Recently, I found myself in a Bible study in which the leader asked, “What is God telling you to do as a result of this passage?”
I had a moment of absolute panic in which I thought, “Nothing. Right this second, I honestly don’t hear God saying anything to me.”
That thought was quickly replaced with, “You can’t say that. You’re the youth pastor. What would people think if you said ‘Nothing’?”
In the end, my fear of being judged kept me from being authentic. Rather than admit I heard nothing from God, I lied.
Let me say that again.
I’m a youth pastor and I lied at a Bible study.
In that moment, it felt safer to me to make up an answer than to appear as though God wasn’t speaking to me.
If that’s true for me, how much more true is that for the students in our ministries?
When we ask questions like, “How is God speaking to you through this passage?” or “What is God calling you to do right now?” how often are we forcing teens to lie? To make something up in order to save face?
My guess is ALL THE TIME.
Now, don’t get me wrong.
I believe Scripture is living and active. I also believe that God speaks to us today and that oftentimes, he does so through Scripture.
What I don’t believe is that God necessarily speaks on command.
As a result, when we ask questions like, “How is God speaking to you through this passage?” I fear we’re inadvertently teaching kids to lie.
The good news is there’s an alternative.
Instead of asking kids, “How is God speaking to you through this passage?” or “What is God calling you to do right now?” ask questions like,
1. What questions do you have about this story?

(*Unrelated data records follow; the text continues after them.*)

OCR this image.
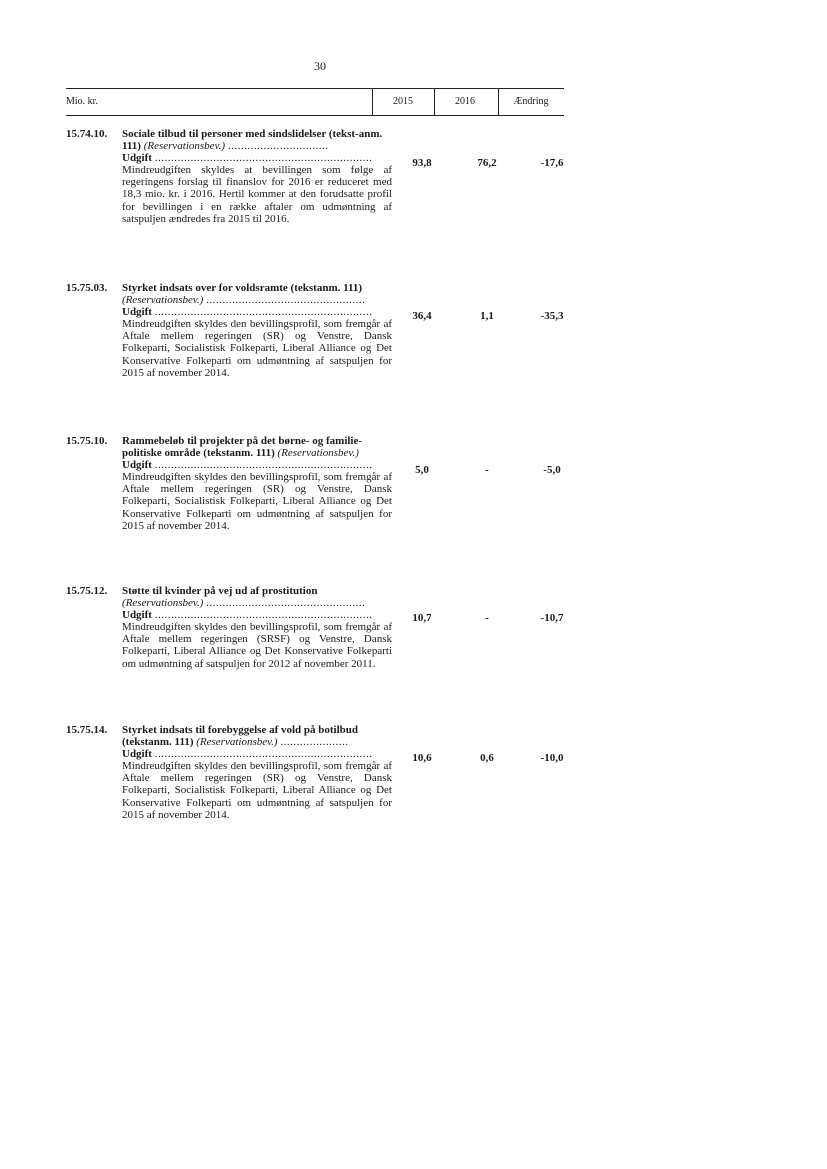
30
Mio. kr.	2015	2016	Ændring
15.74.10.	Sociale tilbud til personer med sindslidelser (tekst-anm. 111) (Reservationsbev.) ...............................
Udgift ...................................................................
Mindreudgiften skyldes at bevillingen som følge af regeringens forslag til finanslov for 2016 er reduceret med 18,3 mio. kr. i 2016. Hertil kommer at den forudsatte profil for bevillingen i en række aftaler om udmøntning af satspuljen ændredes fra 2015 til 2016.
93,8	76,2	-17,6
15.75.03.	Styrket indsats over for voldsramte (tekstanm. 111)
(Reservationsbev.) .................................................
Udgift ...................................................................
Mindreudgiften skyldes den bevillingsprofil, som fremgår af Aftale mellem regeringen (SR) og Venstre, Dansk Folkeparti, Socialistisk Folkeparti, Liberal Alliance og Det Konservative Folkeparti om udmøntning af satspuljen for 2015 af november 2014.
36,4	1,1	-35,3
15.75.10.	Rammebeløb til projekter på det børne- og familie-politiske område (tekstanm. 111) (Reservationsbev.)
Udgift ...................................................................
Mindreudgiften skyldes den bevillingsprofil, som fremgår af Aftale mellem regeringen (SR) og Venstre, Dansk Folkeparti, Socialistisk Folkeparti, Liberal Alliance og Det Konservative Folkeparti om udmøntning af satspuljen for 2015 af november 2014.
5,0	-	-5,0
15.75.12.	Støtte til kvinder på vej ud af prostitution
(Reservationsbev.) .................................................
Udgift ...................................................................
Mindreudgiften skyldes den bevillingsprofil, som fremgår af Aftale mellem regeringen (SRSF) og Venstre, Dansk Folkeparti, Liberal Alliance og Det Konservative Folkeparti om udmøntning af satspuljen for 2012 af november 2011.
10,7	-	-10,7
15.75.14.	Styrket indsats til forebyggelse af vold på botilbud (tekstanm. 111) (Reservationsbev.) .....................
Udgift ...................................................................
Mindreudgiften skyldes den bevillingsprofil, som fremgår af Aftale mellem regeringen (SR) og Venstre, Dansk Folkeparti, Socialistisk Folkeparti, Liberal Alliance og Det Konservative Folkeparti om udmøntning af satspuljen for 2015 af november 2014.
10,6	0,6	-10,0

2. If you were Character X in this story, how do you think you’d feel?
3. Who in this story do you most relate to and why?

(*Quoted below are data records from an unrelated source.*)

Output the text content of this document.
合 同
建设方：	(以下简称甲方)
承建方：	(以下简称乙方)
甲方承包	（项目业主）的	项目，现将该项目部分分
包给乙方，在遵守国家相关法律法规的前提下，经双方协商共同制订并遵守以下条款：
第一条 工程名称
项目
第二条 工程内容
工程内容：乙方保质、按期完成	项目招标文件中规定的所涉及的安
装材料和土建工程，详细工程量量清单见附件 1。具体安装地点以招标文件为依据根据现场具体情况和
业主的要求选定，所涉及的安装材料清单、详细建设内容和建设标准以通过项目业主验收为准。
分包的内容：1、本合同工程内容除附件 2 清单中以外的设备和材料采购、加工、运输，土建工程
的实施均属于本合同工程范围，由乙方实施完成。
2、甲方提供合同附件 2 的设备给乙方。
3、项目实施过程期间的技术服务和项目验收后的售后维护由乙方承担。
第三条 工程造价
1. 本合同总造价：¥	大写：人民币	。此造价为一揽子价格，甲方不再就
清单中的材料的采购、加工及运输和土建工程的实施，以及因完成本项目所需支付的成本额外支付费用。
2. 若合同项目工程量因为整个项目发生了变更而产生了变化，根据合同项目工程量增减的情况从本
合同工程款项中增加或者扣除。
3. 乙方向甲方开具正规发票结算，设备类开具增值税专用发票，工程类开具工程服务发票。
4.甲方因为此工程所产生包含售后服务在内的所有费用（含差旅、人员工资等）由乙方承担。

The first question invites students to readily admit their questions and doubts. In doing so, it communicates that they never need to lie in order to save face; That instead, their questions and doubts are always welcome. The second invites students to enter into the story as a participant.
The third question also invites students to enter into the story, this time by relating and uniquely applying it to their lives. Because Scripture is filled with stories of confused people, this kind of question gives students the freedom to admit their own faith struggles.
Rather than force them to lie, questions like the ones above invite kids to honestly engage with scripture.
Ultimately, doesn’t honest scriptural engagement foster a faith that’s far more secure than one built on a lie?